Do specifically told CoinDesk, “In collaboration with MediBloc, we aim to explore potentials of blockchain technology to provide secure solutions for health information exchange, integrate healthcare AI applications into the day-to-day clinical workflow, and support [a] data sharing and labeling platform for machine learning model development.”

Interestingly, MGH won’t be using any real patient data for its research, but rather simulated data, according to officials, since the various institutions that have the real patient data keep it in a way “that can’t be shared securely and often is in various incompatible formats.”

MediBloc’s CEO noted that the company is not only developing a distributed ledger for storing and sharing medical data, but also working on a tool that would convert data now held by hospitals from existing formats to a universal one, per the article.

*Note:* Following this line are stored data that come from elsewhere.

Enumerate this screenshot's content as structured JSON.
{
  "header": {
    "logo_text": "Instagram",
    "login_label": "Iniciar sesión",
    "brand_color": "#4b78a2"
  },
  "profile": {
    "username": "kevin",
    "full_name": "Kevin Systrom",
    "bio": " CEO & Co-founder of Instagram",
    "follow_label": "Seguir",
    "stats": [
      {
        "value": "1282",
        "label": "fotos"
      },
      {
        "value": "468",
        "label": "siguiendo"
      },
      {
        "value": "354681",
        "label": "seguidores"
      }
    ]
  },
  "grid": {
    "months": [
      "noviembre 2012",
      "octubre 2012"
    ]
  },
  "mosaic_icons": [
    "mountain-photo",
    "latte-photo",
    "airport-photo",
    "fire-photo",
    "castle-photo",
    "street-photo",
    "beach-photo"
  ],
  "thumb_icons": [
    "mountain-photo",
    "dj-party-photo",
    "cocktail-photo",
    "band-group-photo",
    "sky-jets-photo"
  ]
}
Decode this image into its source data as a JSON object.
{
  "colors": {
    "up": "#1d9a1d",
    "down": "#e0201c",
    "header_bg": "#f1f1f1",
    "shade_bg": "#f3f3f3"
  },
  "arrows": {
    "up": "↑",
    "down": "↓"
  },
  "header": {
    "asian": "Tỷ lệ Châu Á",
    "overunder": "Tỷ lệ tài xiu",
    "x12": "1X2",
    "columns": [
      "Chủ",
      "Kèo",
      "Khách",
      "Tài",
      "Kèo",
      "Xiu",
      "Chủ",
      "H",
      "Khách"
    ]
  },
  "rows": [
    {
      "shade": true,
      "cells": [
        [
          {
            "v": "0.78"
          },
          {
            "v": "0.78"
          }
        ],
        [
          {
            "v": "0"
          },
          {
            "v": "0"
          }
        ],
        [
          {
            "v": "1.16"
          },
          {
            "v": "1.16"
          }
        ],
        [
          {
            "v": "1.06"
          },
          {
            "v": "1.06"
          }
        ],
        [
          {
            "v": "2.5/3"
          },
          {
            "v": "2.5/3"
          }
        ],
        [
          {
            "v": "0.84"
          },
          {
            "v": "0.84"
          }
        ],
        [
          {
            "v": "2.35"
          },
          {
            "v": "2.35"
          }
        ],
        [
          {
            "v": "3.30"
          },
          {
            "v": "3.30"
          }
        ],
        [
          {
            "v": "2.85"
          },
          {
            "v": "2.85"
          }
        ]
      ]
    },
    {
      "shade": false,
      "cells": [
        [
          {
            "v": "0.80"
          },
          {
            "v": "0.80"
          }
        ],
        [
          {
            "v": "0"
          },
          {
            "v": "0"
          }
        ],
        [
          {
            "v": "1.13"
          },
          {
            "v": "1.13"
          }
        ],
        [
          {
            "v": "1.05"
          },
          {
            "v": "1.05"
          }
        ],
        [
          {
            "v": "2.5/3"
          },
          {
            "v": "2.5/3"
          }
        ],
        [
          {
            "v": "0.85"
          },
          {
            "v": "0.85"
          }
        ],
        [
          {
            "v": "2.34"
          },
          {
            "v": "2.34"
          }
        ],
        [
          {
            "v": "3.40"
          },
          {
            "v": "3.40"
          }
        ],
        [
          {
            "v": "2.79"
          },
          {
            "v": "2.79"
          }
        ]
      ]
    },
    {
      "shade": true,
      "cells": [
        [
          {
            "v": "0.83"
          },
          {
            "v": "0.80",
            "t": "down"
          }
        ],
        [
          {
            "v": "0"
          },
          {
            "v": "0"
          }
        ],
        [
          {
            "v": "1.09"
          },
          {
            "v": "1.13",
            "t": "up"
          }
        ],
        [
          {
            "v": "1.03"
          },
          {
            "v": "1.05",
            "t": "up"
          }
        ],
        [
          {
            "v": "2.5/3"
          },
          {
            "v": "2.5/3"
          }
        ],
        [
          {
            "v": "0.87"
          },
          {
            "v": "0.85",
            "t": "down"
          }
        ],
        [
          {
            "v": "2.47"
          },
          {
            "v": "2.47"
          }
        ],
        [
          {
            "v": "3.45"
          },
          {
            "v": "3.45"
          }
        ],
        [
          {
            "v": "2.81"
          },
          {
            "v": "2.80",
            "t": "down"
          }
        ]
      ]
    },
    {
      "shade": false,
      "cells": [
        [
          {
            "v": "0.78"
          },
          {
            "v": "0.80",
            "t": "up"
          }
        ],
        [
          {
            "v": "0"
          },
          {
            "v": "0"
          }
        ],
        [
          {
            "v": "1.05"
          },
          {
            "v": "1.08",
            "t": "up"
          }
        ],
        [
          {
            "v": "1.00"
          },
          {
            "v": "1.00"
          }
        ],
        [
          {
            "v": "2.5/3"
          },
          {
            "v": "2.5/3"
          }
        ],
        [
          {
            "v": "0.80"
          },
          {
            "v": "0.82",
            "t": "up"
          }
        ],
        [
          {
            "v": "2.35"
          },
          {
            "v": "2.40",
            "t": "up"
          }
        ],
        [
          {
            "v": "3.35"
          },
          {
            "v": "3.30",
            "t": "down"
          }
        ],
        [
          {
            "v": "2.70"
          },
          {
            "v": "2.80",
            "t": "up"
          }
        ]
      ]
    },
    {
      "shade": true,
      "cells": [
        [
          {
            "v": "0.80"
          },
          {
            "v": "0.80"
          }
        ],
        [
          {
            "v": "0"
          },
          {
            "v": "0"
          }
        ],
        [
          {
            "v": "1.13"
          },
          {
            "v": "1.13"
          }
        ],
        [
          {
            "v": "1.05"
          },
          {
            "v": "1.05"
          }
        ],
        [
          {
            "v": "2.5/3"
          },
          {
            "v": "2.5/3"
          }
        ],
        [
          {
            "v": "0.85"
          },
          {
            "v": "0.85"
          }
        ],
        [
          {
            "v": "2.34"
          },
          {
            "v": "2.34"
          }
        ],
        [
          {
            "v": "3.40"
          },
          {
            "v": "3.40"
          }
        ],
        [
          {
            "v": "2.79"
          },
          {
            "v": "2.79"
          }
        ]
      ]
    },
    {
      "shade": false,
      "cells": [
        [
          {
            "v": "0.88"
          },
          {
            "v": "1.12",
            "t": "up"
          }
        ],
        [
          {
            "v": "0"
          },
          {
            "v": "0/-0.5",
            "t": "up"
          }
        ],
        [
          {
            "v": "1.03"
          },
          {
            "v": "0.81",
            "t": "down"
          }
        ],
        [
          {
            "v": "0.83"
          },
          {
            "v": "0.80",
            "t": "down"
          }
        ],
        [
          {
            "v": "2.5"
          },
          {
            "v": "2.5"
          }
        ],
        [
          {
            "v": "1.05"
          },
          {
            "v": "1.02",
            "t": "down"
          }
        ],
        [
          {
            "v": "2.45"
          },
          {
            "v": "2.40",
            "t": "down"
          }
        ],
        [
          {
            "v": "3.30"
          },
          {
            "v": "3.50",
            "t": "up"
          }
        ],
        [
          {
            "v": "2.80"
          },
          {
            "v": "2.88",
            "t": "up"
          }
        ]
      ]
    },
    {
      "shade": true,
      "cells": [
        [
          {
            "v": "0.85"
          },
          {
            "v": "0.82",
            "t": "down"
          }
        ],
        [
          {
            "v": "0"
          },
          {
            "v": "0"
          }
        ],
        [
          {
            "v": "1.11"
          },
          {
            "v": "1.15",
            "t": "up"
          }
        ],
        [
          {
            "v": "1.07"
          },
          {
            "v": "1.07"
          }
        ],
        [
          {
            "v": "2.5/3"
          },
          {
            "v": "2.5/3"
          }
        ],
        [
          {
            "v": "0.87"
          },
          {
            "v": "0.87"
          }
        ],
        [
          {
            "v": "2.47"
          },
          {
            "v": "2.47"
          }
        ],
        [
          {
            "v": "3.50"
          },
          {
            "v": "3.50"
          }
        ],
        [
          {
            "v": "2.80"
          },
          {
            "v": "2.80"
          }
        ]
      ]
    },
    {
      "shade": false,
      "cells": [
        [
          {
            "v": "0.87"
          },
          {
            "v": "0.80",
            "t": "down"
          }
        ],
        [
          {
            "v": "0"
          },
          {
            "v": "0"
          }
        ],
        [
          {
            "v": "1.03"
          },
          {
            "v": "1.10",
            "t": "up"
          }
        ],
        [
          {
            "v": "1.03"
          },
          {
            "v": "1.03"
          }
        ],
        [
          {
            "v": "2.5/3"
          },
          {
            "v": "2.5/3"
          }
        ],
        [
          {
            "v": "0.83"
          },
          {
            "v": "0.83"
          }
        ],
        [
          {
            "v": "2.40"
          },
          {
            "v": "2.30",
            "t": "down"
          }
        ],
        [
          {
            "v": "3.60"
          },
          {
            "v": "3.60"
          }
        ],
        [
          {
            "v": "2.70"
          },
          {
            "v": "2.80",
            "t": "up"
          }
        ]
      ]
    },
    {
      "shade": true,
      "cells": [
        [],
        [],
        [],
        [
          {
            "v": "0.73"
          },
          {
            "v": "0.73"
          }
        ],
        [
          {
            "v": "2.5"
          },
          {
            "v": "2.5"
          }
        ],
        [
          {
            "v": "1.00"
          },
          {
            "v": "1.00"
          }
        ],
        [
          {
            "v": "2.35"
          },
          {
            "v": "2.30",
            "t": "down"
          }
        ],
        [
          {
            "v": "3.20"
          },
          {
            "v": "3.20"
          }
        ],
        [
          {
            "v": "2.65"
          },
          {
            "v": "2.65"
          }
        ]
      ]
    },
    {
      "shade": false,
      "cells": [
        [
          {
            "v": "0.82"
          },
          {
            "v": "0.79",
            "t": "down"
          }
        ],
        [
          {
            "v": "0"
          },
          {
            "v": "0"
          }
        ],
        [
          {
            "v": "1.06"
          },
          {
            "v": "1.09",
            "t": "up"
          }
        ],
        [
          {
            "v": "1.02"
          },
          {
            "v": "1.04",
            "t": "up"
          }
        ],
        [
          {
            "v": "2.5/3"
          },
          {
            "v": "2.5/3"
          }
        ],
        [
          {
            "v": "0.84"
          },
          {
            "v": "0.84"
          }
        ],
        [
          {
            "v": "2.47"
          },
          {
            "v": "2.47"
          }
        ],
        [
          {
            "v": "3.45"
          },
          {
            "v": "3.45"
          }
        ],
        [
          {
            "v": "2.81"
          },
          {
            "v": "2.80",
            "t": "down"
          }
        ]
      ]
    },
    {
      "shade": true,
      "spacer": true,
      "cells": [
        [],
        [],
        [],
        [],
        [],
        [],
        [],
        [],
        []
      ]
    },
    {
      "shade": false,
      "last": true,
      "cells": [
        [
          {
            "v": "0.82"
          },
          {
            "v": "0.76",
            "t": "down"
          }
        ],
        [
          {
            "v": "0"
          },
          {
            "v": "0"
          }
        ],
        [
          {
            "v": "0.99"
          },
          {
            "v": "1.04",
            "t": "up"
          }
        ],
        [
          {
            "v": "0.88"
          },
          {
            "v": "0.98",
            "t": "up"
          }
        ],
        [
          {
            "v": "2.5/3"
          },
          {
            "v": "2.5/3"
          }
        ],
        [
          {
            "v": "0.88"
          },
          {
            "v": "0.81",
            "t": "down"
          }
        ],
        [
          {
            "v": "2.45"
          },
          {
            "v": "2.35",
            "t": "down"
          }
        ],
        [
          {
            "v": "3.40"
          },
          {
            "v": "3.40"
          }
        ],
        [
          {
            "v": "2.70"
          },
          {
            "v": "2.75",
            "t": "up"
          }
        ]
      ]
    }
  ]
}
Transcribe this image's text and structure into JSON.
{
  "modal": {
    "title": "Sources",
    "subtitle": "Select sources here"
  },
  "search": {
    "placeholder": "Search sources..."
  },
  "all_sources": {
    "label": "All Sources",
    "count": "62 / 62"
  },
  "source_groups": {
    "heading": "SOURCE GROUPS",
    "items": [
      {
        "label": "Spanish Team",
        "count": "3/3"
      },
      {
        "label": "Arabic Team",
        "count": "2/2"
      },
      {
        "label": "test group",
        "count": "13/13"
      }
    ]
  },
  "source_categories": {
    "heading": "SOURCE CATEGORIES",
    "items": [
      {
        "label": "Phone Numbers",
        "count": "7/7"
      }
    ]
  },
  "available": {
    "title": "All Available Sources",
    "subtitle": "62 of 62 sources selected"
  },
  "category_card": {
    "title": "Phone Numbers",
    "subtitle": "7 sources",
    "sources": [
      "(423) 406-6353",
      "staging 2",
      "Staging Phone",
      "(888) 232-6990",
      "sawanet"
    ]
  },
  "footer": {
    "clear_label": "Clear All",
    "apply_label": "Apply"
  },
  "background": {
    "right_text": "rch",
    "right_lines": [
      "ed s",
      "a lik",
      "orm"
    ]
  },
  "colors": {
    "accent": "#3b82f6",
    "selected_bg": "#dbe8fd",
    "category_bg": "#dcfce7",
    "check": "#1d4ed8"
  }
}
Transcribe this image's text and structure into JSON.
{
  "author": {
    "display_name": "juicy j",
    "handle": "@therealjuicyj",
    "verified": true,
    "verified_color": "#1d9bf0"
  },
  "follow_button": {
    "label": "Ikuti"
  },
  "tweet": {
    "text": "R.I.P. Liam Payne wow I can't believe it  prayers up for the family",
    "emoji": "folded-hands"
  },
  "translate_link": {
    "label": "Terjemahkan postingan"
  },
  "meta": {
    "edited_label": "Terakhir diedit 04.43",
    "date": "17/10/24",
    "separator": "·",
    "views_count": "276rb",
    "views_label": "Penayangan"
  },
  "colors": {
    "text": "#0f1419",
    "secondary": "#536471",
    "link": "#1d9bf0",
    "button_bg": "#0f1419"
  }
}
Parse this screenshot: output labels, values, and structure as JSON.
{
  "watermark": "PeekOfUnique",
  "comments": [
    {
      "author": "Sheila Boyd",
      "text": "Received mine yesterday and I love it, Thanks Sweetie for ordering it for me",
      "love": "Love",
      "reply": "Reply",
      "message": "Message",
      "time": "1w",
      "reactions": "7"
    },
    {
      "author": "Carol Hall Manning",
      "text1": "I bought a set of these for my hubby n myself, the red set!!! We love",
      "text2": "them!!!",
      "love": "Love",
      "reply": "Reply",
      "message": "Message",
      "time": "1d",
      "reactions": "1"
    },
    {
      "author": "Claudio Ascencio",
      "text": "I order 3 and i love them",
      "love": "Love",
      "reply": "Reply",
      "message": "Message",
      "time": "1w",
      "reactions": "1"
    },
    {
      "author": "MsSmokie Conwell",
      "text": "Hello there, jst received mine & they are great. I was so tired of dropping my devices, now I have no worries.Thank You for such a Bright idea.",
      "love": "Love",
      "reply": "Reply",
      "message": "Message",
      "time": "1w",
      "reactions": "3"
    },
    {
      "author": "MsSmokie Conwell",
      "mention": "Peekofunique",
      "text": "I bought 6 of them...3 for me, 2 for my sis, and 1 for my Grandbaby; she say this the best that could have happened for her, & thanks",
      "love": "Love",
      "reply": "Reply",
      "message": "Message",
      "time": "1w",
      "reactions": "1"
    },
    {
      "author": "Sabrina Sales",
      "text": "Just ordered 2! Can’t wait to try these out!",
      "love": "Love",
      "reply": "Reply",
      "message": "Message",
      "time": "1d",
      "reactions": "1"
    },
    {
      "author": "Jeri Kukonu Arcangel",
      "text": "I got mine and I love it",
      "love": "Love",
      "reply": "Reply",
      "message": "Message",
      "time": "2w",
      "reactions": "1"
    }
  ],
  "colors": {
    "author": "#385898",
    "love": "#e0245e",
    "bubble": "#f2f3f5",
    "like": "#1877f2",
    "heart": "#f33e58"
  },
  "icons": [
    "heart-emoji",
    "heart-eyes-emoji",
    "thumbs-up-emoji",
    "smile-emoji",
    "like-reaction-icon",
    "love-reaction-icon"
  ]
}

For this initiative, MediBloc has already gotten partners across Asia, including eight healthcare organizations and 14 technology companies, officials said.

Earlier this year, a testing environment version of the blockchain was launched, and the network is expected to go live before the end of the year before becoming fully functional in the second quarter of 2019. Furthermore, there are also apps in the works that are planning to go live next year, with one of them, currently in a beta testing phase, “designed for patients to sell the information about their symptoms and the prescriptions they get to MediBloc. After that MediBloc will analyze that data and sell the analysis to pharmaceutical and insurance companies,” according to the story.

In the end, the main goal of the blockchain project will be to let patients independently decide what to do with their information.